On the other hand, prosecution for legislative acts and inquiry into those acts or their motives, would have been prohibited by the speech or debate clause. Since bribe taking, however, was not protected by the speech or debate clause, the Court held that “inquiry into [such] activities” was not prohibited by the speech or debate clause. 408 U.S. at 528, 92 S.Ct. 2531. In other words, for those acts for which there was no immunity, there was likewise no testimonial privilege. Thus Brewster shows that the immunity and the privilege are correlated.
The majority further states in the same footnote that the testimonial privilege for state legislators “rests on the constitutional judgment that the courts are not deemed the proper place to hold legislators accountable for their acts as elected representatives,” citing Tenney v. Brandhove. I do not believe Tenney supports the view that state legislators have a speech or debate immunity derived from the Federal Constitution. See p. 781 above. If they do not, and if I am correct that the doctrine of official immunity leaves state legislators criminally liable under federal law for even their legislative acts, I cannot believe they are privileged (unless they choose to avail themselves of their fifth amendment right) to withhold testimony concerning acts for which they may be prosecuted.

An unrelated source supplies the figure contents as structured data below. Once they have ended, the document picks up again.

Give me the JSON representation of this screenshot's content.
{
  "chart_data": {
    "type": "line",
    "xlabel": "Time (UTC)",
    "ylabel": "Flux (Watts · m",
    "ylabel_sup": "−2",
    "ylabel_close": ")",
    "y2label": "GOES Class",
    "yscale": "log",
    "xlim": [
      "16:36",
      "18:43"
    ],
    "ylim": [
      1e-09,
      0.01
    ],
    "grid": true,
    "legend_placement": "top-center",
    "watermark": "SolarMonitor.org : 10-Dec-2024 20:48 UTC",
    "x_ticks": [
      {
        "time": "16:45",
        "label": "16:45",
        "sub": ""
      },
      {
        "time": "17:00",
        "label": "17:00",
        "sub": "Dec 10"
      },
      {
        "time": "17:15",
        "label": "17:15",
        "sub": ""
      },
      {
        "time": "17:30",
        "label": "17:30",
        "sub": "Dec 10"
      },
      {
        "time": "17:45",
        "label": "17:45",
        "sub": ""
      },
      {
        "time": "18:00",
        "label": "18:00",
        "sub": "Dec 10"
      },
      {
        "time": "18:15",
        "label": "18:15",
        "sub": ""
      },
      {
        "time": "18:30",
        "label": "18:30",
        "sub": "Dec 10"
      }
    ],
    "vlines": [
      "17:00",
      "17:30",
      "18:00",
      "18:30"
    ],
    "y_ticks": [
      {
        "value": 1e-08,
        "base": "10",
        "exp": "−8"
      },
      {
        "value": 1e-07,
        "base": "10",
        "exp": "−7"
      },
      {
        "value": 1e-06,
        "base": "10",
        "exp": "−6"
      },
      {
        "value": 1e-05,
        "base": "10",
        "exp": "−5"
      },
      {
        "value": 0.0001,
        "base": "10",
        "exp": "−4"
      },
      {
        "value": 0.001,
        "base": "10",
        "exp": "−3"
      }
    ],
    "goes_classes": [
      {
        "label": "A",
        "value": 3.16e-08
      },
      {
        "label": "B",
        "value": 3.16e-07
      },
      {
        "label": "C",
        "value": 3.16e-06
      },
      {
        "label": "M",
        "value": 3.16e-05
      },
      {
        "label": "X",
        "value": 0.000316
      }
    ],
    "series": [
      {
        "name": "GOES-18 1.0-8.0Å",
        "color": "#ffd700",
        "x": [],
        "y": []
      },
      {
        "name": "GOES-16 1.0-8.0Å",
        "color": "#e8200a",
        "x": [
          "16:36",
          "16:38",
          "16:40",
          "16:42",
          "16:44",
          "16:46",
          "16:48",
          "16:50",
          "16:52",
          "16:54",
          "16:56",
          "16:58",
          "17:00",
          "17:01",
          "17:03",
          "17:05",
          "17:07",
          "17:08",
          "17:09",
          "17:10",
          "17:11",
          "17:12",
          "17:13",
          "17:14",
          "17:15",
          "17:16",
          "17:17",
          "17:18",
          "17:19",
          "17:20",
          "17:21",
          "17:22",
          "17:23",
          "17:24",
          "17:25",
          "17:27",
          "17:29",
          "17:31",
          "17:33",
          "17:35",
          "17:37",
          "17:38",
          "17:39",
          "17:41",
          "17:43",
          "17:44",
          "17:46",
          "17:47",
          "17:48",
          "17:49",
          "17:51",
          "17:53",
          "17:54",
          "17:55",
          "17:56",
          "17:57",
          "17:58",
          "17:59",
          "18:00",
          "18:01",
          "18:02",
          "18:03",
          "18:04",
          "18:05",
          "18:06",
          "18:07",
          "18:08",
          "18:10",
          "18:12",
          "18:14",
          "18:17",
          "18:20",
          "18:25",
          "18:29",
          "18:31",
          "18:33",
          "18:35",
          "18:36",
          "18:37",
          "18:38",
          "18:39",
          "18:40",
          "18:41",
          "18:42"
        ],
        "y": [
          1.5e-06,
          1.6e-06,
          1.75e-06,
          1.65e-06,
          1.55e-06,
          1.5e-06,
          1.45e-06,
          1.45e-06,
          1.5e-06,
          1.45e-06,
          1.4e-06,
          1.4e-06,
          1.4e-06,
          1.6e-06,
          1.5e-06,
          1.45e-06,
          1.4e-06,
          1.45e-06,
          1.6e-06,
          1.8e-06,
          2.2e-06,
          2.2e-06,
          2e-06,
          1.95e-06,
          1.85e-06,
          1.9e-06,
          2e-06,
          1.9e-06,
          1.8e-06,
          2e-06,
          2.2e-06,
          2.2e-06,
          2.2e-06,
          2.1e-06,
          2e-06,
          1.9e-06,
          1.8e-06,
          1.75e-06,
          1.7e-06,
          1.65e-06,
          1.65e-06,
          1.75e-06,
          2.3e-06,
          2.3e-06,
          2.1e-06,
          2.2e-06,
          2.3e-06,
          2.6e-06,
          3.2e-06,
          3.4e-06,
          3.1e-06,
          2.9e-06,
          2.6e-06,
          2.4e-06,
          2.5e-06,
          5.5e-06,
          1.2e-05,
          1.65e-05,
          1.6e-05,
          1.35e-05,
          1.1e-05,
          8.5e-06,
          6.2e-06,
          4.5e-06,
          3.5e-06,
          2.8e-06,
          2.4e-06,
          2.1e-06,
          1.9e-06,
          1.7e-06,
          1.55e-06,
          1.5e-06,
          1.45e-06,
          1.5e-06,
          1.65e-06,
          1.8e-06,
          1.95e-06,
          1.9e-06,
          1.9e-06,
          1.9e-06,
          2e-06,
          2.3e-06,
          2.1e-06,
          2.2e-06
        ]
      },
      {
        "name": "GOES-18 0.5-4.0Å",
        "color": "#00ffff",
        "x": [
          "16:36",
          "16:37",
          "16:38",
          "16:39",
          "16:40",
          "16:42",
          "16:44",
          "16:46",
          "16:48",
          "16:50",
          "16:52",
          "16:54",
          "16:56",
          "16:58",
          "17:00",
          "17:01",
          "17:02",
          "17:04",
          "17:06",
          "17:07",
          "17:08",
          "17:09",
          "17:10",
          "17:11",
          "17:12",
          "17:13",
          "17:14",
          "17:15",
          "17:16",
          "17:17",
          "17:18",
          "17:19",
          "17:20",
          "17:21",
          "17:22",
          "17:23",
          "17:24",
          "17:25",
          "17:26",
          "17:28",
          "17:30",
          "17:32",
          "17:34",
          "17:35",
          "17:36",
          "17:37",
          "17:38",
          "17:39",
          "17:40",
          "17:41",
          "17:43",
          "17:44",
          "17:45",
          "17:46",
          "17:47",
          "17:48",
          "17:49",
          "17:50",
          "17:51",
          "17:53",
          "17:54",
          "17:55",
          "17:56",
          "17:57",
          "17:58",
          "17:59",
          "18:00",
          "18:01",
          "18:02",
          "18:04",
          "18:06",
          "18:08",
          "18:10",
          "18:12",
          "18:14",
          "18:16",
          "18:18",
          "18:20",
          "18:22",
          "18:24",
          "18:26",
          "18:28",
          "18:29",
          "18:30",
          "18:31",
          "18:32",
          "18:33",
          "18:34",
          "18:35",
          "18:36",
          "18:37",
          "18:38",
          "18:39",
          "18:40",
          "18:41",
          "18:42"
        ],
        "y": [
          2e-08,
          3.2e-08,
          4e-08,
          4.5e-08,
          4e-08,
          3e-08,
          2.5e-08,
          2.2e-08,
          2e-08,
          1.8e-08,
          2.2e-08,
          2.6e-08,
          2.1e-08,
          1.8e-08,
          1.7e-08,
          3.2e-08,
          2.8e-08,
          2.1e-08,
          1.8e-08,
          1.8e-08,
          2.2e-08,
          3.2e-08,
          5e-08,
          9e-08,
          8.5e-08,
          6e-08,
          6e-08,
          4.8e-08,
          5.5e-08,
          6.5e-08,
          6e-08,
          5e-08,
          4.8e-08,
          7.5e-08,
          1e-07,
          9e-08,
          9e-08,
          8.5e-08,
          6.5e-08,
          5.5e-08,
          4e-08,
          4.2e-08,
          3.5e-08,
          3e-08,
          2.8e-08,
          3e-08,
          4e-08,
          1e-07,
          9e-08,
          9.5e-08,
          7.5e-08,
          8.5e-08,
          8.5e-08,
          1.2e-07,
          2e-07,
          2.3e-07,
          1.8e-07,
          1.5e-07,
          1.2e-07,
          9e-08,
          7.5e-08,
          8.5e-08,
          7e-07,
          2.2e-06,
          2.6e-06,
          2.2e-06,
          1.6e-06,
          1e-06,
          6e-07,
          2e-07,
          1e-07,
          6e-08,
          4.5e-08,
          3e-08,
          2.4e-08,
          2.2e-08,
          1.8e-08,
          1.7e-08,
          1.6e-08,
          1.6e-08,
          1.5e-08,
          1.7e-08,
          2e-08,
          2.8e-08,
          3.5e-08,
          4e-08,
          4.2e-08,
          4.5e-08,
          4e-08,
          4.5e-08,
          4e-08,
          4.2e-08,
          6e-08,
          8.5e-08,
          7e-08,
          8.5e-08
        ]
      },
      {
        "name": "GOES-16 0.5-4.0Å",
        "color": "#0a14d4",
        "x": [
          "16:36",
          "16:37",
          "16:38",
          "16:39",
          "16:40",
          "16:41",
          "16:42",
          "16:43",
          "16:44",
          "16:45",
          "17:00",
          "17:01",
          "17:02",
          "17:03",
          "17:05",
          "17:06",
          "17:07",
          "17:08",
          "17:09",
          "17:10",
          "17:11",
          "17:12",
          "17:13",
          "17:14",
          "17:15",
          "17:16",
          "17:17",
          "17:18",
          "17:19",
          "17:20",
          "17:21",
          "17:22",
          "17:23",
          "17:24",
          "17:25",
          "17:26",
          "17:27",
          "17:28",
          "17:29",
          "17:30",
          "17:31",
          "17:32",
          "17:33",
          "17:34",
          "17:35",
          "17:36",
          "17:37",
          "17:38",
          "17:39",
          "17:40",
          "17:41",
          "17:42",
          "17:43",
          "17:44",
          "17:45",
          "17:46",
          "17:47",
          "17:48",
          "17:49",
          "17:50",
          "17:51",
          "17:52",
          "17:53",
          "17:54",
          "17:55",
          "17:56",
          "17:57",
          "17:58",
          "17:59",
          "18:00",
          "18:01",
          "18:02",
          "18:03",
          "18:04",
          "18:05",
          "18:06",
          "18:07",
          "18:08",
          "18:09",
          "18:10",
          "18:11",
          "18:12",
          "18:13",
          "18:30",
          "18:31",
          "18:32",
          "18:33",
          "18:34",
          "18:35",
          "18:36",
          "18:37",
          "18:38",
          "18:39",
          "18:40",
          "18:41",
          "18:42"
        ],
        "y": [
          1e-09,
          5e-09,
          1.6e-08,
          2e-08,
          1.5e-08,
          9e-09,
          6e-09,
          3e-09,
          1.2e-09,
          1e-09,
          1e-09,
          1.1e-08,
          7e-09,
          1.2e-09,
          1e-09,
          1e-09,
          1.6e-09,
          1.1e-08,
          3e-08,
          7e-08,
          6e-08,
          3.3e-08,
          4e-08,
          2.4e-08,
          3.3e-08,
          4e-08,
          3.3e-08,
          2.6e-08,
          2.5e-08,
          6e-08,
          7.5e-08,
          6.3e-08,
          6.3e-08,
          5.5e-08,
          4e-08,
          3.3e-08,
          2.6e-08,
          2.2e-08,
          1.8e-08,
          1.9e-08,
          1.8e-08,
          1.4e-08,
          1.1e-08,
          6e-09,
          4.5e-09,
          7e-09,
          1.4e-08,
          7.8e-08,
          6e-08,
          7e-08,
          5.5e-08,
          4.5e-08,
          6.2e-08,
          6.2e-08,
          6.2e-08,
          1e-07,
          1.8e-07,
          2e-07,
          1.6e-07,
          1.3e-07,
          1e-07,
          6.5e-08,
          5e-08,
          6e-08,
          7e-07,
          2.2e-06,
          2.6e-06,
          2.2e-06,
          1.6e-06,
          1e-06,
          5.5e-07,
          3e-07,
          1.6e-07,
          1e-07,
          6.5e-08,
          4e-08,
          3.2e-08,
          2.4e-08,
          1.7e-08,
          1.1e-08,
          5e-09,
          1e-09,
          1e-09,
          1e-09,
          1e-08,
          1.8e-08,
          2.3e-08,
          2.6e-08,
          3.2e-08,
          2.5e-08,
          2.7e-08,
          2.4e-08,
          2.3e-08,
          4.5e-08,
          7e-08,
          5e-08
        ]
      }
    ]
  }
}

In reaching the conclusion expressed in this concurring opinion, I have assumed that the Mail Fraud Act (18 U.S.C. § 1341) and the Hobbs Act (18 U.S.C. § 1951) extend to conduct of a state legislator in the performance of his official duties. It would be inappropriate, if not beyond our jurisdiction, to pass on the sufficiency of the indictment in this interlocutory appeal of an order suppressing evidence. Cf. United States v. Merritts, 527 F.2d 713, p. 715 (7th Cir. 1975). Moreover, it is unnecessary to consider the scope of those statutes in order to decide this appeal: applying the approach of Tenney and Pierson, determining whether the doctrine of official immunity shields given legislative conduct is only a preliminary step in resolving the ultimate question of whether Congress intended a statute to apply to that conduct. It is accordingly unnecessary to reach that question in order to decide this case.

. Tenney v. Brandhove and Pierson v. Ray held that Congress had not intended by adopting the Civil Rights Acts to abrogate the official immunity of legislators and judges, supported as it was by strong tradition and sound reasons.

. He has of course the same privilege against self-incrimination that any other citizen has. He has not chosen to assert that privilege in this case.